Tolkien x Potter

Escrito por Fábio Bettega
Dizem que a marca “Chiclets” foi inventada antes do produto. Um
imaginativo cidadão americano criou esse nome, que nada significava, e
o afixou lá no Times Square, em Nova York. A palavra ficou brilhando,
chamando a atenção, todo mundo querendo saber o que era aquela coisa
misteriosa. No meio de tanta curiosidade, um outro cidadão descobriu o
dono daquela palavra, perguntou o que ela significava. O proprietário
disse que era uma palavra ainda sem conteúdo e que estava à venda. O
outro comprou-a imediatamente e colou-a a um produto que acabara de
inventar — a goma de mascar. E aí ocorreu uma magia que passa pela
matemática: menos com menos dá mais. Ou seja: um nome vazio mais um
produto desnecessário fizeram a fortuna de muitos.
 
 
 
Seria um exagero dizer que essa história tem algo
a ver com o fenômeno “Harry Potter”, o livro de J.K.Rowling que já
vendeu mais de 50 milhões de livros. Mas, por outro lado, a parábola
tem algo a nos dizer sobre as relações entre o marketing e produção
simbólica.
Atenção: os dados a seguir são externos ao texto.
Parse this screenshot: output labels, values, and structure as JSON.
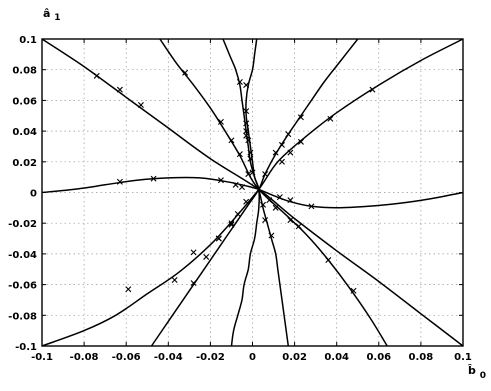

Não se trata aqui de fazer a defesa ou condenação deste ou
de outros tipos de best-sellers. Trata-se de ir entendendo o fenômeno
que os envolve. Nem se trata, friso logo, de condenar as operações de
marketing, mas de conscientizar-nos delas criticamente.

A formidável campanha internacional de marketing em torno de “Harry
Potter” fez os lucros da editora inglesa Bloomsbury aumentarem 66%. O
filme sobre o herói infantil está orçado em US$ l30 milhões e 40 mil
adolescentes se apresentaram como candidatos à personificação de Harry.
Na Internet existem 150 sites dedicados a esse fenômeno. Qualquer
coisinha sobre Harry vira notícia que chega às aldeias no deserto ou na
caatinga. E não é por acaso.

Mas é bom que se saiba que, comparado com o sucesso de ” O senhor dos
anéis” de J.R.Tolkien, isto não é nada. Tolkien já vendeu 200 milhões
de exemplares da obra iniciada em 1937 com “Bilbo, o Hobbit”, que teve
seu ápice com a trilogia publicada entre 1954-1955 e foi continuada com
uma meia dúzia de livros de reinvenção da magia dos contos de fada.

Muitos leitores brasileiros estão começando a entrar em contato com a
obra de Tolkien graças a essa edição recente da editora Martins Fontes.
Por isto, é interessante divulgar que a trilogia “O senhor dos anéis”
foi considerada, em 1997, numa enquete com 26 mil pessoas feita por uma
cadeia de livrarias na Europa, como o “o livro do século”. Não teve nem
para Joyce, nem para Proust, muito menos para Thomas Mann , Kafka e
Borges. Tolkien ganhou disparado. E um dos muitos enigmas é este: é uma
obra não apenas longa, mas complexa. Comparada a ela, o “Harry Potter”
é uma ligeira história de patinho feio.

Se a senhora J.K. Rowling, autora de “Harry Potter”, era professora
primária, J.R.Tolkien era professor de literatura medieval e
especialista em inglês antigo. Tão fissurado nisto que disse que a
literatura ocidental entrou em decadência a partir de 1100. É uma bela
[e discutível] afirmação feita por quem tem autoridade e que deixa
embaraçados todos os pós-moderninhos, que talvez não passem de
pós-decadentezinhos. De qualquer maneira é interessante constatar que,
em tempos de pós-modernidade, o grande autor é um pós-antigo.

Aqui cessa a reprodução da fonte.